The Trump demographic, however, would willingly follow him out of the Republican party with their pitchforks, and transform into an insurgent political force. They would be disappointed, however, to discover that Trump’s loyalty is to nothing as grandiose as actual principle, but to something much more mundane (except in his own eyes) – his own tawdry brand.

Like the shooting stars that came before them, they are destined to have their moment  in the night sky, but will end up either as a footnote or punch line.

Nader’s Quixotic Quest

To nobody’s surprise, Ralph Nader has announced his intention to run for the presidency again, stalking Harold Stassen’s record for futility with grim determination (Stassen ran for president 9 times between 1948 and 1992). Although he argues vehemently against the notion, instead blaming Democrats themselves,  Nader likely cost Al Gore the White House in 2000, and gifted America and the world with George W. Bush.  In Florida, Nader drew 97 000 votes, almost all of which would have gone to Gore.  George Bush won that state by about 500. As Hillary Clinton observed, Al Gore would have been the greenest president in history. His commitment to the environment since leaving the White House has been rewarded with the Nobel prize. George Bush, on the other hand has fallen in lockstep with big business and undone most of the environmental protections put in place by the Clinton-Gore administration.  So it is a stupendous achievement on Nader’s part to have delivered the result against the very contituency he purported to represent, and then to wash his hands of all blame.

As an effective consumer advocate, Nader was the conscience of America; as political gadfly, he is a nuisance who no longer even rises to the level of distraction.
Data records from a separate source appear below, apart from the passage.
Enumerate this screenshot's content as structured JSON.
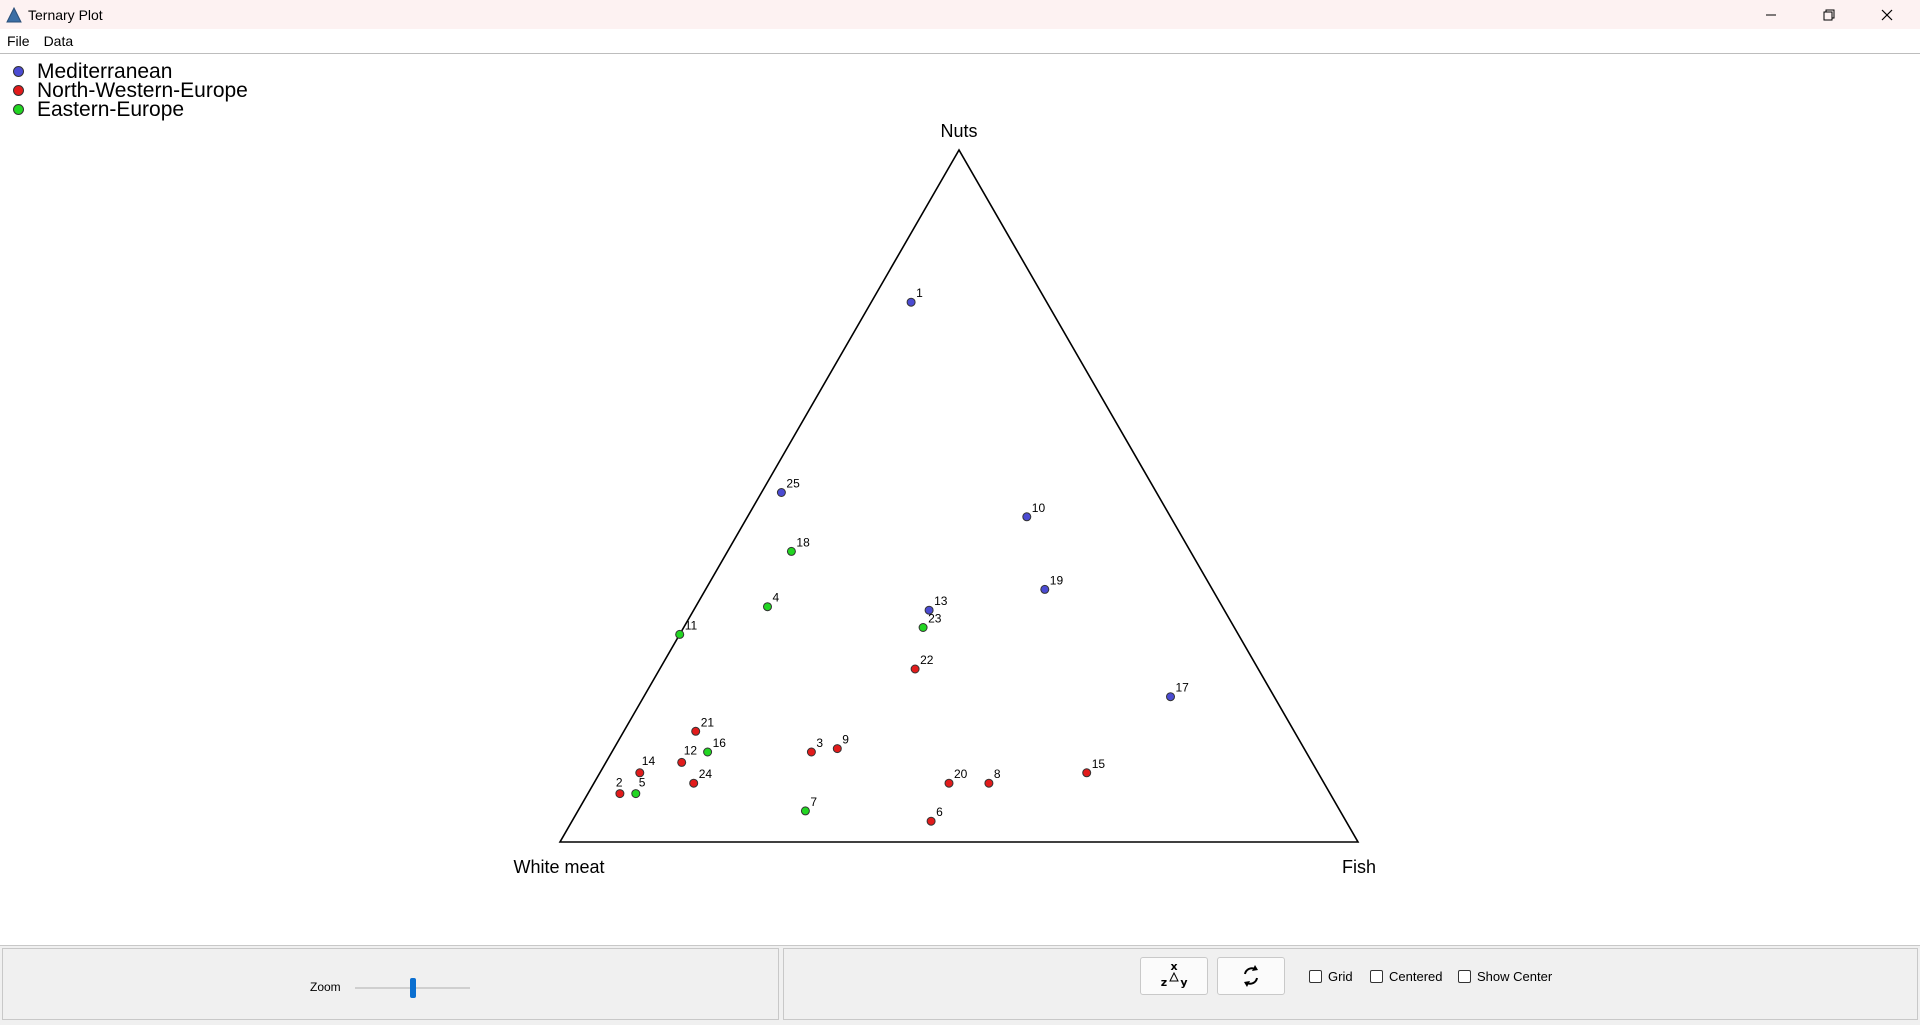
{
  "window": {
    "title": "Ternary Plot",
    "icon": "triangle-icon",
    "controls": [
      "minimize-icon",
      "restore-icon",
      "close-icon"
    ]
  },
  "menu": {
    "items": [
      "File",
      "Data"
    ]
  },
  "legend": [
    {
      "label": "Mediterranean",
      "color": "#4b4bd2"
    },
    {
      "label": "North-Western-Europe",
      "color": "#e21b1b"
    },
    {
      "label": "Eastern-Europe",
      "color": "#22d622"
    }
  ],
  "chart_data": {
    "type": "scatter",
    "subtype": "ternary",
    "axes": {
      "top": "Nuts",
      "left": "White meat",
      "right": "Fish"
    },
    "grid": false,
    "legend_position": "top-left",
    "points": [
      {
        "label": "1",
        "group": "Mediterranean",
        "nuts": 0.78,
        "white_meat": 0.17,
        "fish": 0.05
      },
      {
        "label": "2",
        "group": "North-Western-Europe",
        "nuts": 0.07,
        "white_meat": 0.89,
        "fish": 0.04
      },
      {
        "label": "3",
        "group": "North-Western-Europe",
        "nuts": 0.13,
        "white_meat": 0.62,
        "fish": 0.25
      },
      {
        "label": "4",
        "group": "Eastern-Europe",
        "nuts": 0.34,
        "white_meat": 0.57,
        "fish": 0.09
      },
      {
        "label": "5",
        "group": "Eastern-Europe",
        "nuts": 0.07,
        "white_meat": 0.87,
        "fish": 0.06
      },
      {
        "label": "6",
        "group": "North-Western-Europe",
        "nuts": 0.03,
        "white_meat": 0.52,
        "fish": 0.45
      },
      {
        "label": "7",
        "group": "Eastern-Europe",
        "nuts": 0.045,
        "white_meat": 0.67,
        "fish": 0.285
      },
      {
        "label": "8",
        "group": "North-Western-Europe",
        "nuts": 0.085,
        "white_meat": 0.42,
        "fish": 0.495
      },
      {
        "label": "9",
        "group": "North-Western-Europe",
        "nuts": 0.135,
        "white_meat": 0.585,
        "fish": 0.28
      },
      {
        "label": "10",
        "group": "Mediterranean",
        "nuts": 0.47,
        "white_meat": 0.18,
        "fish": 0.35
      },
      {
        "label": "11",
        "group": "Eastern-Europe",
        "nuts": 0.3,
        "white_meat": 0.7,
        "fish": 0.0
      },
      {
        "label": "12",
        "group": "North-Western-Europe",
        "nuts": 0.115,
        "white_meat": 0.79,
        "fish": 0.095
      },
      {
        "label": "13",
        "group": "Mediterranean",
        "nuts": 0.335,
        "white_meat": 0.37,
        "fish": 0.295
      },
      {
        "label": "14",
        "group": "North-Western-Europe",
        "nuts": 0.1,
        "white_meat": 0.85,
        "fish": 0.05
      },
      {
        "label": "15",
        "group": "North-Western-Europe",
        "nuts": 0.1,
        "white_meat": 0.29,
        "fish": 0.61
      },
      {
        "label": "16",
        "group": "Eastern-Europe",
        "nuts": 0.13,
        "white_meat": 0.75,
        "fish": 0.12
      },
      {
        "label": "17",
        "group": "Mediterranean",
        "nuts": 0.21,
        "white_meat": 0.13,
        "fish": 0.66
      },
      {
        "label": "18",
        "group": "Eastern-Europe",
        "nuts": 0.42,
        "white_meat": 0.5,
        "fish": 0.08
      },
      {
        "label": "19",
        "group": "Mediterranean",
        "nuts": 0.365,
        "white_meat": 0.21,
        "fish": 0.425
      },
      {
        "label": "20",
        "group": "North-Western-Europe",
        "nuts": 0.085,
        "white_meat": 0.47,
        "fish": 0.445
      },
      {
        "label": "21",
        "group": "North-Western-Europe",
        "nuts": 0.16,
        "white_meat": 0.75,
        "fish": 0.09
      },
      {
        "label": "22",
        "group": "North-Western-Europe",
        "nuts": 0.25,
        "white_meat": 0.43,
        "fish": 0.32
      },
      {
        "label": "23",
        "group": "Eastern-Europe",
        "nuts": 0.31,
        "white_meat": 0.39,
        "fish": 0.3
      },
      {
        "label": "24",
        "group": "North-Western-Europe",
        "nuts": 0.085,
        "white_meat": 0.79,
        "fish": 0.125
      },
      {
        "label": "25",
        "group": "Mediterranean",
        "nuts": 0.505,
        "white_meat": 0.47,
        "fish": 0.025
      }
    ]
  },
  "bottom": {
    "zoom_label": "Zoom",
    "zoom_level": 0.5,
    "swap_axes_icon": "swap-axes-icon",
    "rotate_icon": "rotate-icon",
    "checkboxes": [
      {
        "label": "Grid",
        "checked": false
      },
      {
        "label": "Centered",
        "checked": false
      },
      {
        "label": "Show Center",
        "checked": false
      }
    ]
  }
}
Like Jesse Jackson, he was more effective as a critic than as a candidate, but now he has allowed his perceived intellectual superiority to get in the way of what he once fought for.  He remains caught up in the drama of David and Goliath, a noble and defiant individual struggling against the military-industrial complex.

He fails to realize that many of the reforms he fought for have been co-opted by the mainstream and that it is time to move on. We would like to remember him as an activist and rebel who taught social responsibility to corporate America.  But as the country song goes – How can I miss you if you won’t go away?